Kraus himself states that the esthetic decisions met by him (i.e., in the alignment of image fragments) lead to subjective, often random image sequences that have not a jot to do with the (quote) „original information“. Thus he relegates the originals from which he chose and cut out his working materials into the realm of meaninglessness.

Moreover an intrinsic danger of image consumption becomes apparent – for how, beg your pardon, is the picture of a torture victim, e.g. of an Iraqi prisoner at Abu Ghraib, distinguishable from the picture of someone who just play acts a torture victim – such as in Pasolini’s “Salo, or The 120 Days of Sodom”.
From such ambiguities it is not a long way to mere formal analogy, e.g. if the nude body of a concentration camp prisoner is mounted as a visual reprise of a female stripper.
Such and similar associative patterns constitute a mnemotechnique that is (among others) fundamental for the performance of our memory.
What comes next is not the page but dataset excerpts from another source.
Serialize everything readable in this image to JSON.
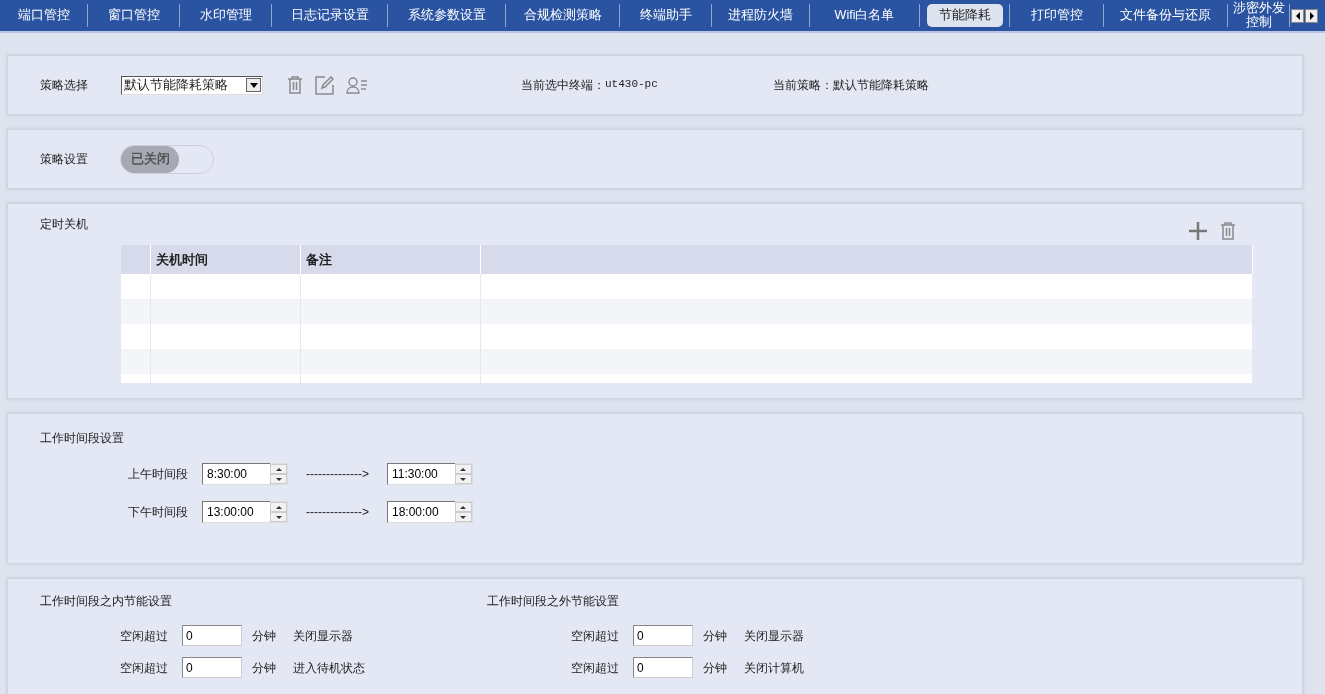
{
  "tabs": [
    {
      "label": "端口管控",
      "selected": false
    },
    {
      "label": "窗口管控",
      "selected": false
    },
    {
      "label": "水印管理",
      "selected": false
    },
    {
      "label": "日志记录设置",
      "selected": false
    },
    {
      "label": "系统参数设置",
      "selected": false
    },
    {
      "label": "合规检测策略",
      "selected": false
    },
    {
      "label": "终端助手",
      "selected": false
    },
    {
      "label": "进程防火墙",
      "selected": false
    },
    {
      "label": "Wifi白名单",
      "selected": false
    },
    {
      "label": "节能降耗",
      "selected": true
    },
    {
      "label": "打印管控",
      "selected": false
    },
    {
      "label": "文件备份与还原",
      "selected": false
    },
    {
      "label": "涉密外发控制",
      "selected": false
    }
  ],
  "policy_select": {
    "label": "策略选择",
    "value": "默认节能降耗策略",
    "terminal_label": "当前选中终端：",
    "terminal": "ut430-pc",
    "policy_label": "当前策略：",
    "policy": "默认节能降耗策略"
  },
  "policy_setting": {
    "label": "策略设置",
    "toggle_text": "已关闭",
    "on": false
  },
  "shutdown": {
    "title": "定时关机",
    "columns": [
      "关机时间",
      "备注"
    ]
  },
  "work_hours": {
    "title": "工作时间段设置",
    "periods": [
      {
        "label": "上午时间段",
        "start": "8:30:00",
        "arrow": "-------------->",
        "end": "11:30:00"
      },
      {
        "label": "下午时间段",
        "start": "13:00:00",
        "arrow": "-------------->",
        "end": "18:00:00"
      }
    ]
  },
  "energy": [
    {
      "title": "工作时间段之内节能设置",
      "rows": [
        {
          "label": "空闲超过",
          "value": "0",
          "unit": "分钟",
          "action": "关闭显示器"
        },
        {
          "label": "空闲超过",
          "value": "0",
          "unit": "分钟",
          "action": "进入待机状态"
        }
      ]
    },
    {
      "title": "工作时间段之外节能设置",
      "rows": [
        {
          "label": "空闲超过",
          "value": "0",
          "unit": "分钟",
          "action": "关闭显示器"
        },
        {
          "label": "空闲超过",
          "value": "0",
          "unit": "分钟",
          "action": "关闭计算机"
        }
      ]
    }
  ]
}
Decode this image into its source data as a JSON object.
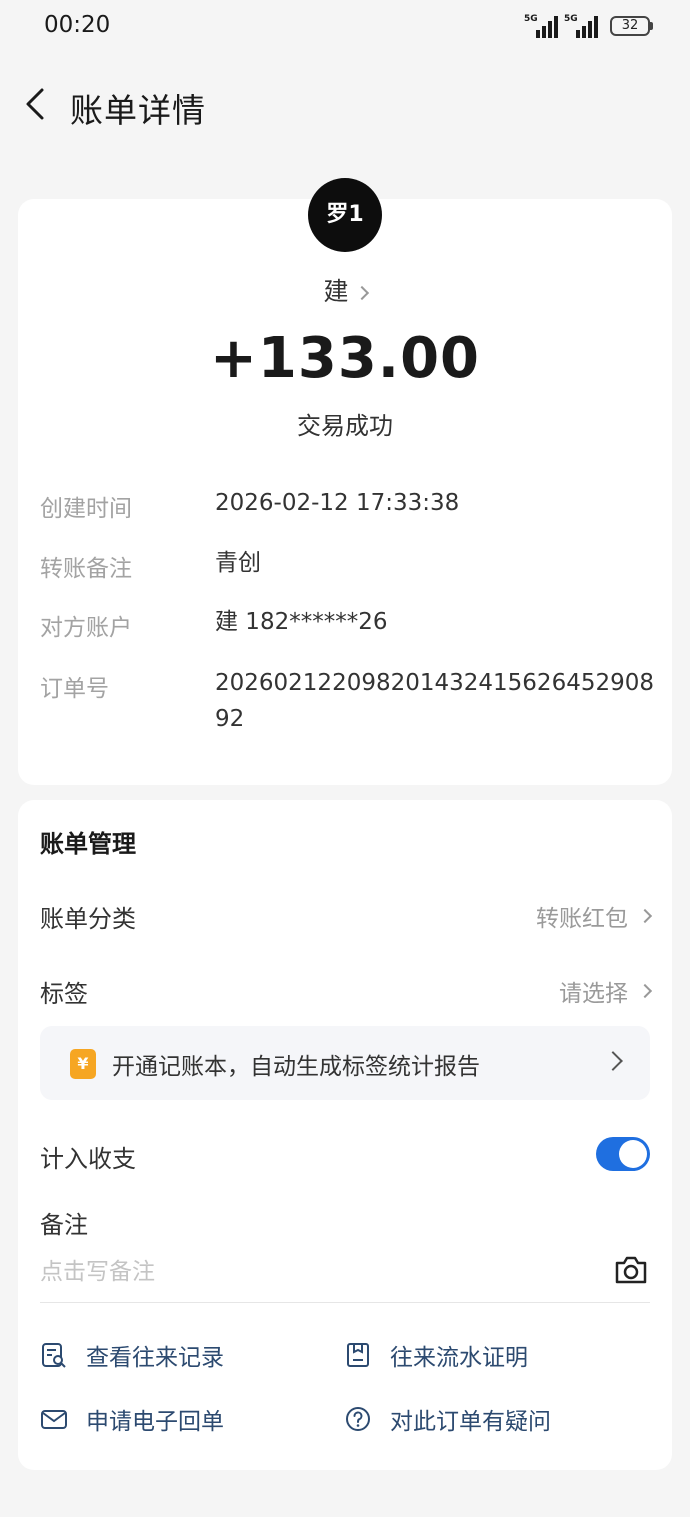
{
  "status_bar": {
    "time": "00:20",
    "network1": "5G",
    "network2": "5G",
    "battery": "32"
  },
  "header": {
    "title": "账单详情"
  },
  "detail": {
    "avatar_text": "罗1",
    "counterparty": "建",
    "amount": "+133.00",
    "status": "交易成功",
    "rows": [
      {
        "label": "创建时间",
        "value": "2026-02-12  17:33:38"
      },
      {
        "label": "转账备注",
        "value": "青创"
      },
      {
        "label": "对方账户",
        "value": "建 182******26"
      },
      {
        "label": "订单号",
        "value": "20260212209820143241562645290892"
      }
    ]
  },
  "manage": {
    "title": "账单管理",
    "category_label": "账单分类",
    "category_value": "转账红包",
    "tag_label": "标签",
    "tag_value": "请选择",
    "promo_icon": "¥",
    "promo_text": "开通记账本，自动生成标签统计报告",
    "include_label": "计入收支",
    "include_enabled": true,
    "remark_label": "备注",
    "remark_placeholder": "点击写备注",
    "actions": [
      {
        "label": "查看往来记录",
        "icon": "record-search-icon"
      },
      {
        "label": "往来流水证明",
        "icon": "statement-proof-icon"
      },
      {
        "label": "申请电子回单",
        "icon": "mail-icon"
      },
      {
        "label": "对此订单有疑问",
        "icon": "question-icon"
      }
    ]
  },
  "colors": {
    "accent": "#1f6fe0",
    "action_text": "#2c4a70",
    "promo_icon": "#f6a623"
  }
}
However, if the collective memory of nations remembers false or misleading images, history will turn into hype and humbug.
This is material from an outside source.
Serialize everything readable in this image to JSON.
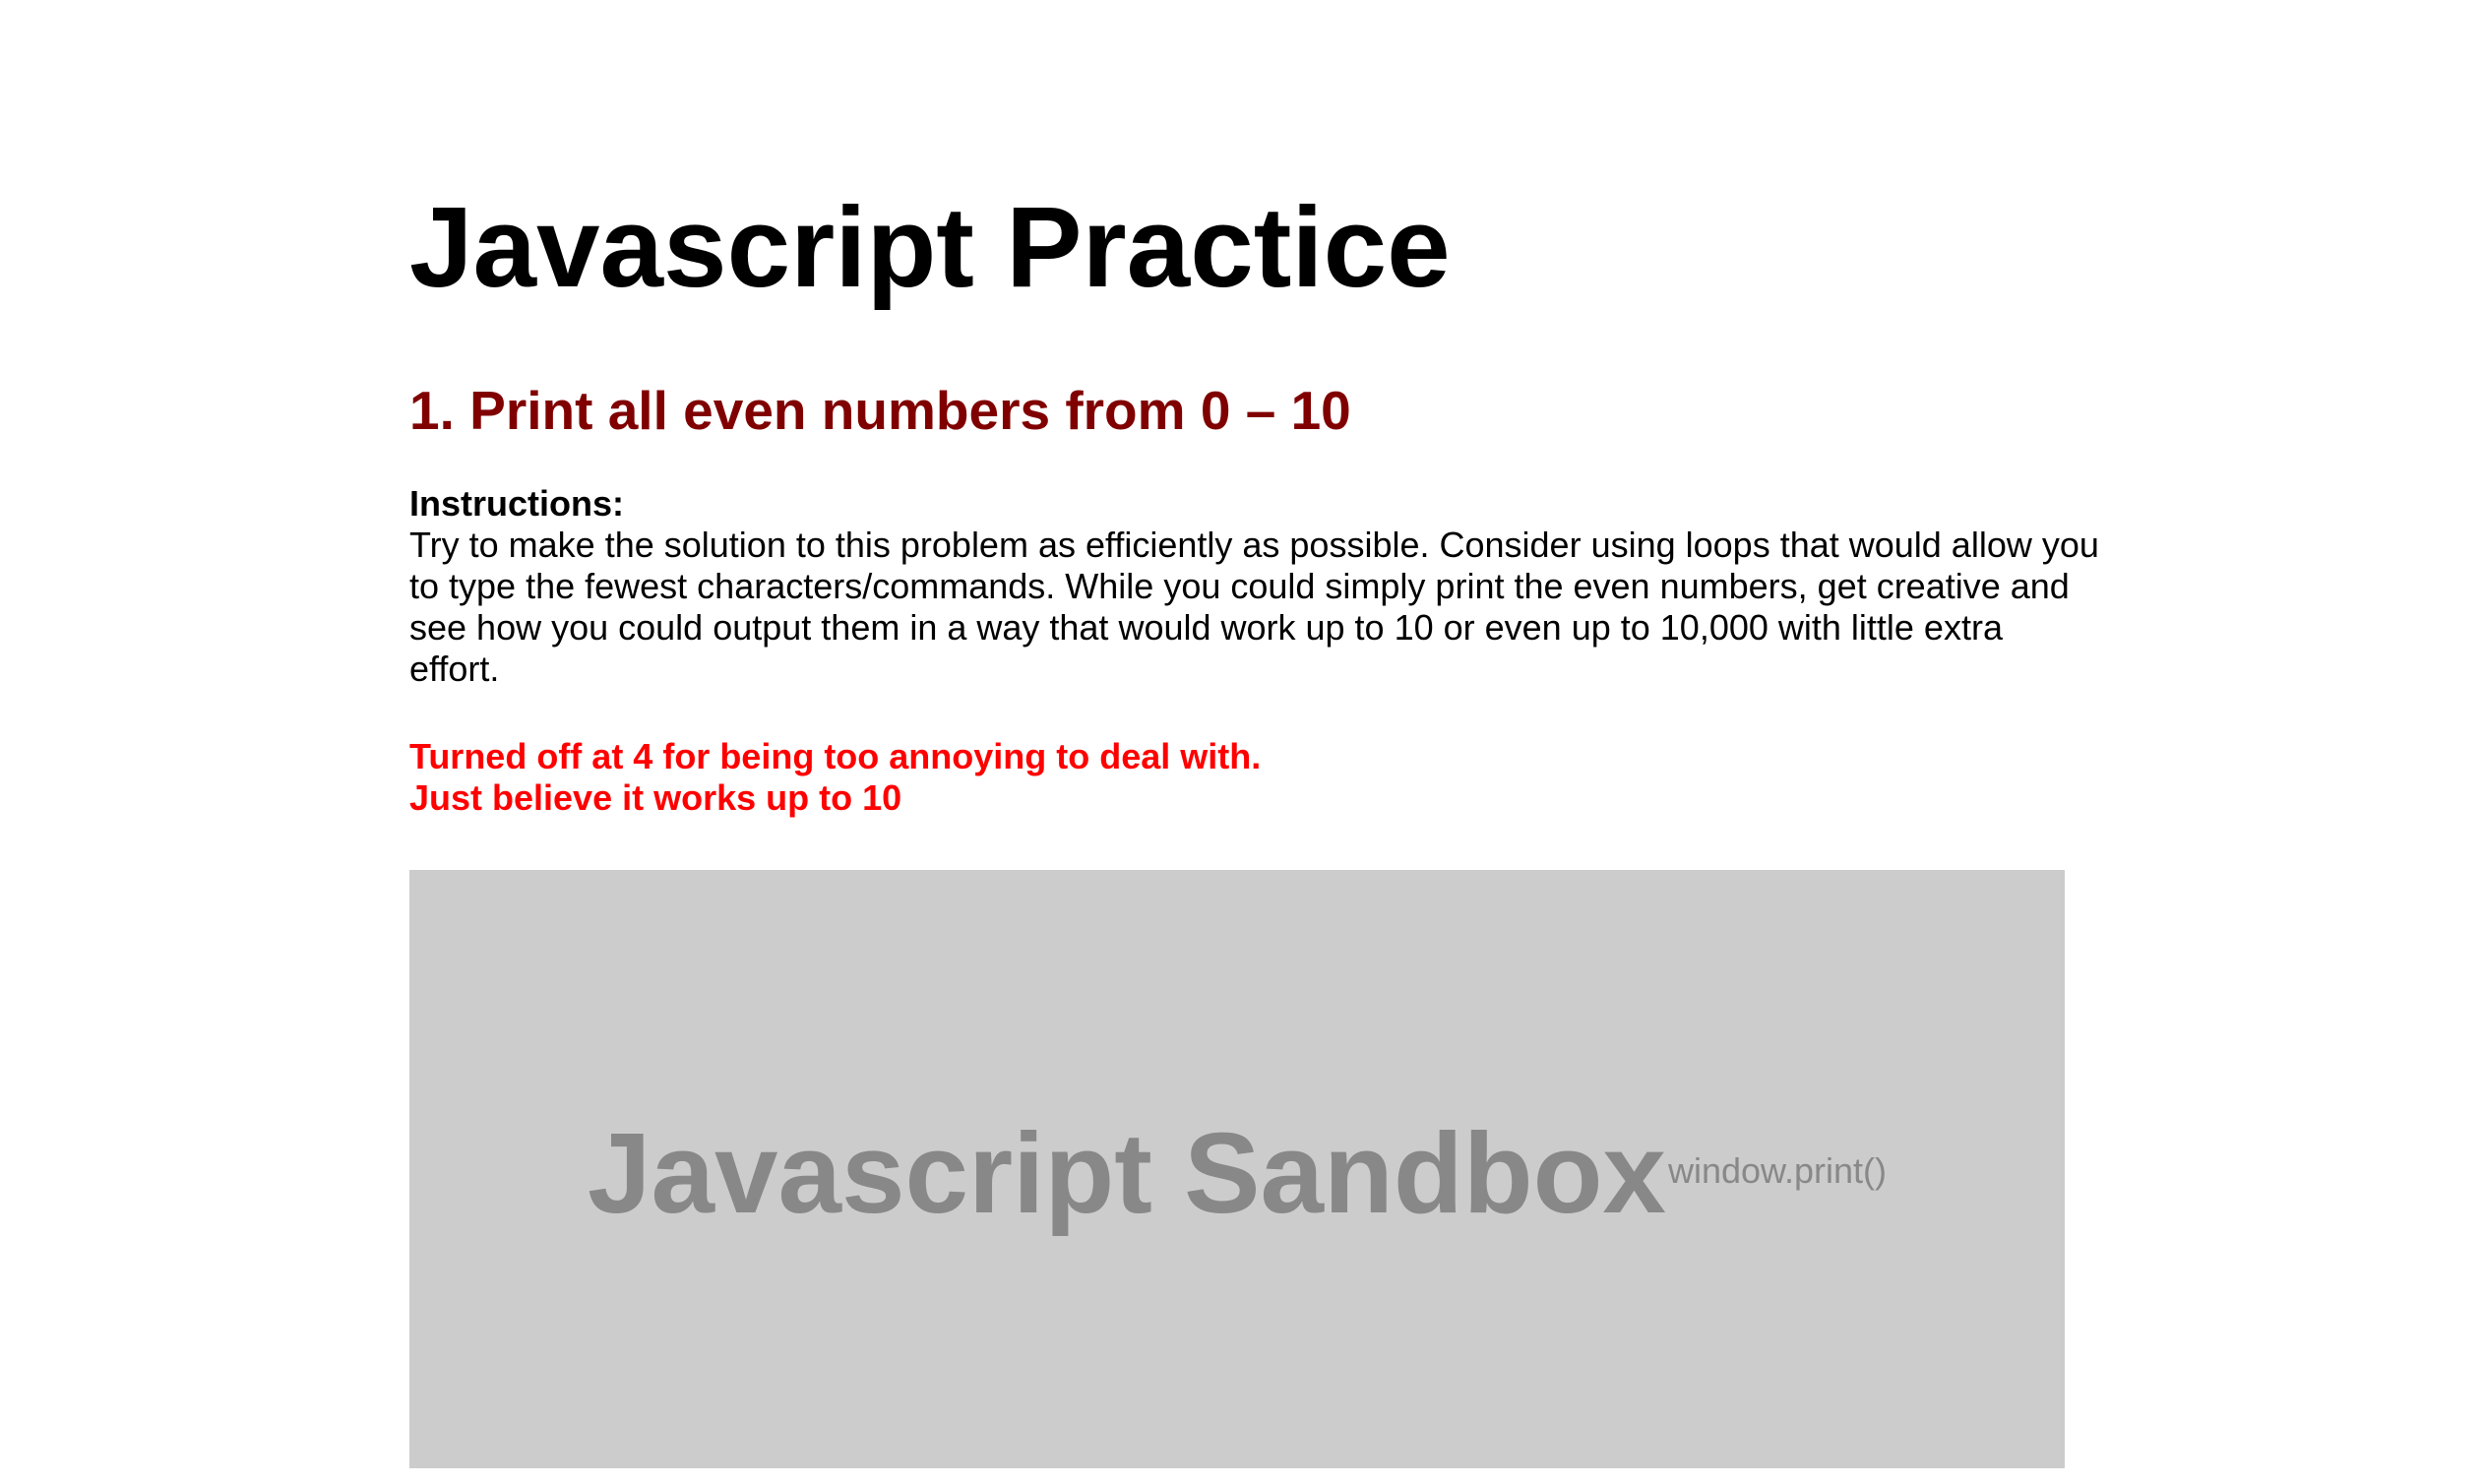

Last not least, the Time Stripes raise the issue of thinking in historic dimensions, and of history itself inasmuch as it is understood as a documentation and tracking of time.
History as a commemorative endeavor, in oral as well as in mentality history, links political events with private fate. In the case of Kraus, familial past is worked up by dealing artistically with personal finds: the Time Stripes are mounted on the reverse sides of sheets of stationery that belonged to Mr Kraus senior, remembered in the family above all by the stories from the Second World War he used to reiterate until his death. The son he left behind, present here tonight [at the show’s opening] both in person and in his work, develops, in monotonously and contemplatively assembling scraps of alien realities, a sort of glue mantra, a litany of coping with the past that comes across as individual as well as hyperpersonal. In this respect, his work procedure resembles a devoted archivist’s job.

By patiently and meticulously turning this prayer wheel, the smallest units of history, the instants, are literally preserved and become tangible and comprehensible as glances into the paper.
History appears as something layered, the image stripes make an effect like cross-sections through the sedimentations, the strata of time.
In perceiving the juxtaposition and sequence of image scraps, our brain reconstructs and makes us experience the assumed directedness of the time arrow; whereat the time arrow is nothing but an attempt to make the succession of experiences conceivable in spatial dimensions. For time as we perceive it is not a gift of nature; the notion, time would run continuously and in measurable perspectivic segments is an accomplishment of cultural conventions and of philosophy.
The historical accomplishment of not only inventing a phenomenon as abstract as time but also to depict it by means of scales and other pictured symbols, is what we can empathize in the Time Stripes by Max Otto Kraus. The trained photographer, i.e. in the literal meaning of the Greek word: someone who writes with light, proves here to be also a chronographer: a writer of time.